Caso Prodi
Noi solidali con la collega Lavinia Orefici. Aspettiamo una “parolina” dall’Ordine dei giornalisti e da Fnsi: se non ora, quando?
La scena restituita dal video mandato in onda nel corso di Quarta Repubblica è inaccettabile nella forma e nella sostanza. Il professor Romano Prodi che tira la ciocca di capelli della collega Lavinia Orefici e quell’aggressività di fronte a una domanda corretta ma sgradita, non si possono guardare. Tanto più se la vittima è una donna, che, in tempi di rivolta contro il patriarcato (vero e presunto), avrebbe meritato ben altra considerazione sui media e vicinanza. Quello sgradevole siparietto dovrebbe imbarazzare ogni sensibilità, al di là delle fedi politiche. Quelle sequenze rappresentano una pagina orribile a cui in decenni di giornalismo non ci è mai capitato di assistere. Non parliamo di violenza o di aggressione fisiche, ma di violenza morale verso una professionista che si era rivolta all’ex presidente del Consiglio in modo garbato. “Mi ha tirato i capelli come le orecchie a un asino”: le parole con le quali la cronista ha raccontato l’episodio riassumono come meglio non si potrebbe l’intero accaduto: l’offesa, il discredito della professionalità e dell’onorabilità, il disprezzo per il suo lavoro (“è un modo volgare di fare giornalismo”). Insomma, la collega è stata trattata come un’ignorante incapace di porgere le domande “giuste” e dunque meritevole della reazione scomposta dell’ex premier. Le immagini parlano chiaro e non lasciano spazio a riduzionismi o giustificazioni, come qualcuno ha avuto l’ardire di proporre.
Non ci stupisce (purtroppo) che alcuni giornalisti abbiano preso le parti del fondatore dell’Ulivo e padre nobile della sinistra con un attacco frontale alla collega definendola con disprezzo “sicaria” di regime. Ci stupisce invece il silenzio di personalità solitamente attente alle questioni di genere, alla libertà di stampa e di espressione. Ci saremmo aspettati una doverosa espressione di vicinanza all’inviata di Quarta Repubblica da parte dell’Ordine dei giornalisti al quale appartiene, di Fnsi, di Stampa romana, solitamente solerti nel denunciare soprusi e sempre loquaci nel difendere diritti lesi nelle varie redazioni o in altri contesti. A tutte queste associazioni che dovrebbero tutelare il nostro lavoro rivolgiamo l’invito a proferire una parola di biasimo per il comportamento di Romano Prodi. Ci risulta impensabile che non abbiano finora espresso solidarietà alla collega e stigmatizzato la reazione dell’ex premier.

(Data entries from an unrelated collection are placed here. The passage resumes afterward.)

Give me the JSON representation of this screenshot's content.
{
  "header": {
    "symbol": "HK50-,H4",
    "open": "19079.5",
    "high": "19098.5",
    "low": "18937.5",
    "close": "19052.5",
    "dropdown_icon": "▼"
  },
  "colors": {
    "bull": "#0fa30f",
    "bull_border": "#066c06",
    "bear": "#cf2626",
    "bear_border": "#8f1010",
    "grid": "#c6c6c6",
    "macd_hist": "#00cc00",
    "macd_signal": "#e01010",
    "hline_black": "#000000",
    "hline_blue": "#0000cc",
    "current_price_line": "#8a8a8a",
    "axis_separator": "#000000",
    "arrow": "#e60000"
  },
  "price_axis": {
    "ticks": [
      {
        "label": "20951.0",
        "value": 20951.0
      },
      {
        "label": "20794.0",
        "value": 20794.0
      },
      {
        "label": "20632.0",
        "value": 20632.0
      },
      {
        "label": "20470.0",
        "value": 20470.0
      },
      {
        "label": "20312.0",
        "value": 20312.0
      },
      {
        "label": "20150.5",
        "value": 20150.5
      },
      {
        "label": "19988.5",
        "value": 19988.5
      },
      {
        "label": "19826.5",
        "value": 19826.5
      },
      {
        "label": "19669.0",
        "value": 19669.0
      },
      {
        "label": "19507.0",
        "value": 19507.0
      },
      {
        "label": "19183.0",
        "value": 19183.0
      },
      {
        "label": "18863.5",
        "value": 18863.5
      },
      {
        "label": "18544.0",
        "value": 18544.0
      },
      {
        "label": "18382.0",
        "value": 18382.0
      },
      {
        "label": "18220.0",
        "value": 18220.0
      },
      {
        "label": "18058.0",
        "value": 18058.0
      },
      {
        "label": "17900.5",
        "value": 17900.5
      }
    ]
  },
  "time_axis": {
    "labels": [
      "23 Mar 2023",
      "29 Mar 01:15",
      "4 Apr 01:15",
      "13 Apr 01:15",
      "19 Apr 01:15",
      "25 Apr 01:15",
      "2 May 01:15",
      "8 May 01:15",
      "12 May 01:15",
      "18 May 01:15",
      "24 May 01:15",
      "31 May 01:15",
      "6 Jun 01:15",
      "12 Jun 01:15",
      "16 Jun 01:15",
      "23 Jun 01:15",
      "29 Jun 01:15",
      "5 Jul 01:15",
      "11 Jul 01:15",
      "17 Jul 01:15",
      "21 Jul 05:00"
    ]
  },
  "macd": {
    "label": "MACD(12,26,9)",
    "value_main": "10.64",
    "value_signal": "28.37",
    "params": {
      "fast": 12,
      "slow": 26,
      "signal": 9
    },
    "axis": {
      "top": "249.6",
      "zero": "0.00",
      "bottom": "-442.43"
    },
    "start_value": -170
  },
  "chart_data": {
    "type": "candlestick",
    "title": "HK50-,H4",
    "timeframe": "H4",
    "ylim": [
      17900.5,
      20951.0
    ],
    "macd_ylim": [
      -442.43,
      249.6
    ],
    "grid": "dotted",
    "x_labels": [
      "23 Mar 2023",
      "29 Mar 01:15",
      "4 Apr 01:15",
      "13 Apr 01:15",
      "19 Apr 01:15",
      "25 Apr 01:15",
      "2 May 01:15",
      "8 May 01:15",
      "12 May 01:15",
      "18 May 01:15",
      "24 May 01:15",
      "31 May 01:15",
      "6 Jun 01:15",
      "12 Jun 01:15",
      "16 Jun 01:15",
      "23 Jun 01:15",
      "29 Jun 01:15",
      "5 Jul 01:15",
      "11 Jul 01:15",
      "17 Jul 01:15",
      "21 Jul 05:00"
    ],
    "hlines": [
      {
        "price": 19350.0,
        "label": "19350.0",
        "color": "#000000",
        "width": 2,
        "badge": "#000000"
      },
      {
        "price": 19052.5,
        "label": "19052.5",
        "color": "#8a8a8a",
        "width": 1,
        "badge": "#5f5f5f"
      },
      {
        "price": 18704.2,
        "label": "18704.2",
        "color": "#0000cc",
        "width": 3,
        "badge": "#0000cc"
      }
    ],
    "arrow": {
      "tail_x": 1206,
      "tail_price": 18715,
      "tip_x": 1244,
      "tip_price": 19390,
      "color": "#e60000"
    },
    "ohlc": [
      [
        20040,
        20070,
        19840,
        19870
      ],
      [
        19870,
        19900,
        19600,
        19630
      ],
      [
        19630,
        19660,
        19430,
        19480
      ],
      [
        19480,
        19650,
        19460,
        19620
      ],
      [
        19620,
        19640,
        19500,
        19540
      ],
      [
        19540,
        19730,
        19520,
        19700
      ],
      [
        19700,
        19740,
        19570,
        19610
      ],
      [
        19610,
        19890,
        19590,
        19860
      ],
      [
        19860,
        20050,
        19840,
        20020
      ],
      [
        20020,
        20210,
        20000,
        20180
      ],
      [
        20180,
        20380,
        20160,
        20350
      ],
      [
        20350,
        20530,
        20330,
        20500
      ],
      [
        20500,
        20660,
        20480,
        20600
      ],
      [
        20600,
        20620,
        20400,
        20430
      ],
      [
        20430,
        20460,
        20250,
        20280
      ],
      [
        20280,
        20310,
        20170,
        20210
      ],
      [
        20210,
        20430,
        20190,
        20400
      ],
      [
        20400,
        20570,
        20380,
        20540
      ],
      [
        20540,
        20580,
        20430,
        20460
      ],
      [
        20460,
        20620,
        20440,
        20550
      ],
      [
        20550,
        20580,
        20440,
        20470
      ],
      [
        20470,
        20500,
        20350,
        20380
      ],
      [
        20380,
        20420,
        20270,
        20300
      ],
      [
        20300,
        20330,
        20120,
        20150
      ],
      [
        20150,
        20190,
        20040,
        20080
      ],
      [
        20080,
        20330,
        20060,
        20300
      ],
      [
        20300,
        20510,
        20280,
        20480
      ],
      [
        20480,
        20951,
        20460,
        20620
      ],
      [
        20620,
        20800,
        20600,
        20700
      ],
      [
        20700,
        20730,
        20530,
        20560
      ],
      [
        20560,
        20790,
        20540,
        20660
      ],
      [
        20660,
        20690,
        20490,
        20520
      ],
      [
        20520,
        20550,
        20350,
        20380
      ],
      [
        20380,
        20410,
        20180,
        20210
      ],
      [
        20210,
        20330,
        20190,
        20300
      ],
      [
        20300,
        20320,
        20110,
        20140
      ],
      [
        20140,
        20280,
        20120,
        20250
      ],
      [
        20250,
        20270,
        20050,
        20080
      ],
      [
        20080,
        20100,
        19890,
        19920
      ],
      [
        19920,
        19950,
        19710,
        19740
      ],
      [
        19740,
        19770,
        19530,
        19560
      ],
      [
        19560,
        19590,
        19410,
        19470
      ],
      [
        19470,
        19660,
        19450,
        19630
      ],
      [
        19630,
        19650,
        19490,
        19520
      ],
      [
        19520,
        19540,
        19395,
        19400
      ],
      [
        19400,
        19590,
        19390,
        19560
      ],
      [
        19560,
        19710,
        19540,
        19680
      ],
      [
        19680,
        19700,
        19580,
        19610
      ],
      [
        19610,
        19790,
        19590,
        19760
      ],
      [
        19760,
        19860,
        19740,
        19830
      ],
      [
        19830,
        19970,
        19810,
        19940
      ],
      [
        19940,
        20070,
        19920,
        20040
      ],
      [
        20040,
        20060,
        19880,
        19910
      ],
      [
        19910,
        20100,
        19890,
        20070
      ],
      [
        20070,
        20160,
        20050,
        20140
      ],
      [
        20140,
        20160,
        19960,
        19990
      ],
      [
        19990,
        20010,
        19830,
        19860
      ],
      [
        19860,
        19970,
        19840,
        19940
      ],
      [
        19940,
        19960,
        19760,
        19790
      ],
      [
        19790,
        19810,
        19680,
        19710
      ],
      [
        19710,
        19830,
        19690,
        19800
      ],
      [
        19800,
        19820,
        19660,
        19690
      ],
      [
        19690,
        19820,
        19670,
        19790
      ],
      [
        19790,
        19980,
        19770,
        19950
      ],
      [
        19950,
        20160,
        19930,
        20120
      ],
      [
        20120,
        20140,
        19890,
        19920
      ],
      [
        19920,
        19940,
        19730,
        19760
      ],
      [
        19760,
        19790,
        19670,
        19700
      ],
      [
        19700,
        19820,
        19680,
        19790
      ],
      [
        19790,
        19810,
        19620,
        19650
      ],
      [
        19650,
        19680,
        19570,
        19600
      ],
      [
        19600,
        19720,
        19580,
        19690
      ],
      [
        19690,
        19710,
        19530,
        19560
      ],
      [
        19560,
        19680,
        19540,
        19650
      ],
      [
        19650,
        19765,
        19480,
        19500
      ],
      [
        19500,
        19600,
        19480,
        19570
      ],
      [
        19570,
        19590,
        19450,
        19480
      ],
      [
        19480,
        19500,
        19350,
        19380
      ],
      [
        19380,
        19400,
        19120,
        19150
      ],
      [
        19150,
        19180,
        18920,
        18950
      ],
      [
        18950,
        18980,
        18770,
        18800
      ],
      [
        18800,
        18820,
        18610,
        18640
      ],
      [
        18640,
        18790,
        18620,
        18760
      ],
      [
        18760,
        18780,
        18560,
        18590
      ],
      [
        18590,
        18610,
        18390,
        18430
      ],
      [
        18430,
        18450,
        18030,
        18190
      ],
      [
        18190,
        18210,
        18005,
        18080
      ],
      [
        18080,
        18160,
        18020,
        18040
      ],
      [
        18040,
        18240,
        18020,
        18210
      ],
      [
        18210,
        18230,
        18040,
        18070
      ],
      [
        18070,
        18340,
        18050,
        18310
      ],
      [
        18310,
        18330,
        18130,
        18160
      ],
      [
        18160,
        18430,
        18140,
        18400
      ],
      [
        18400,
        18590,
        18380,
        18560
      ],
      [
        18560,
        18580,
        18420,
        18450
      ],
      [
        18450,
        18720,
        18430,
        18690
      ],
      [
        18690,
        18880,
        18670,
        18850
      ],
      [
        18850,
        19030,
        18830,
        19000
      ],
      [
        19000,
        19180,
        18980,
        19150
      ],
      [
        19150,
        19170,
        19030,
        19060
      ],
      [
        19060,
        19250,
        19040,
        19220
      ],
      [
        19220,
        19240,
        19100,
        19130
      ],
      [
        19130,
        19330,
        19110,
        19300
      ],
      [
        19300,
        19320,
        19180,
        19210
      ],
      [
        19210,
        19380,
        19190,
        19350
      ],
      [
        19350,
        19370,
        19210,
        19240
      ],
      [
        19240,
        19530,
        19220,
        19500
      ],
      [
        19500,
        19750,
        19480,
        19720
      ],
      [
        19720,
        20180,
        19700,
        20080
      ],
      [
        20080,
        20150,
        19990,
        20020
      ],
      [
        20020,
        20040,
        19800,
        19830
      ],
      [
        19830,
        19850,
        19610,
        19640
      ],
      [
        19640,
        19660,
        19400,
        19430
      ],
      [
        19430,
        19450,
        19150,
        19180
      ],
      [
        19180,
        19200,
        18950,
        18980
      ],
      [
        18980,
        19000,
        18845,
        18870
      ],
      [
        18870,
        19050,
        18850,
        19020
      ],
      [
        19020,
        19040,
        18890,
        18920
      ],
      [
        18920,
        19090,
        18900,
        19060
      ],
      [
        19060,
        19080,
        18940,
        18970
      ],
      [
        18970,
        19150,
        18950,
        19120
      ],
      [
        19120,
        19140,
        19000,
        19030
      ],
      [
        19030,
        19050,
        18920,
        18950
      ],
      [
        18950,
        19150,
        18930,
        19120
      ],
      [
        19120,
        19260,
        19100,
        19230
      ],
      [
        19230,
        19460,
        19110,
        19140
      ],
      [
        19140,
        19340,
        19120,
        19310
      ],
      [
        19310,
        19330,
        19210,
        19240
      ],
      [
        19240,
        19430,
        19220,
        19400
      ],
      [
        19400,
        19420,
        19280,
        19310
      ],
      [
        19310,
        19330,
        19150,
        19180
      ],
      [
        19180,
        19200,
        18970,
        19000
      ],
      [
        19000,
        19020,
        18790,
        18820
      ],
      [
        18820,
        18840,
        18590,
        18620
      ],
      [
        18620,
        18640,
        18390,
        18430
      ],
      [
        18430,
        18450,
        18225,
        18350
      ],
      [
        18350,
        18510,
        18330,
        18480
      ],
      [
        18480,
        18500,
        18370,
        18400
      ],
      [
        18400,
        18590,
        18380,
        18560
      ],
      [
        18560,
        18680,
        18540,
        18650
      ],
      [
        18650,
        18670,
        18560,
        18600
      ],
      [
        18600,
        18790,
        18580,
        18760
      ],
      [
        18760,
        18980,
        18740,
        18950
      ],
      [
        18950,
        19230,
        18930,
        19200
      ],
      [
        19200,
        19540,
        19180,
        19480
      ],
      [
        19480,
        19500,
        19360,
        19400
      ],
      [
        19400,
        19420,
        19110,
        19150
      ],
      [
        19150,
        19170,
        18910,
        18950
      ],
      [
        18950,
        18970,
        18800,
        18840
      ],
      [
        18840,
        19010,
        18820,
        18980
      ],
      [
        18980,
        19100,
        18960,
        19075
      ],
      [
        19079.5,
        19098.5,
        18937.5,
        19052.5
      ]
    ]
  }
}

Così come ci risulta surreale il silenzio di personalità politiche di sinistra come Laura Boldrini particolarmente sensibili al tema della violenza contro le donne o del variegato universo femminista sempre prodigo di solidarietà alle donne e tuonanti contro rigurgiti di patriarcato. E invece solo un assordante silenzio. Purtroppo non abbiamo avuto il piacere di ascoltare dalla viva voce o dai social la solidarietà dell’ex presidente della Camera che ha fatto della difesa dei diritti delle donne un tratto distintivo del suo fare politica: dalla declinazione al femminile delle professioni alla difesa della possibilità di una giornalista di porgere una domanda su Ventotene a un ex commissario europeo, il passo dovrebbe essere breve, no? Inutile cercare un commento della segretaria del Pd Elly Schlein e delle altre donne dem a diversi giorni dall’episodio. A parti invertite probabilmente avrebbero convocato una piazza a tutela della tenuta democratica e della libertà. Nell’esprimere a nome dell’intera redazione del Secolo d’Italia la piena solidarietà alla collega Lavinia Orefici per l’attacco subìto – ancora più grave vista la statura dell”aggressore’ – non ci arrendiamo e rivolgiamo, una volta ancora, alla Federazione della stampa e all’Odg l’invito a proferire una parola: se non ora quando?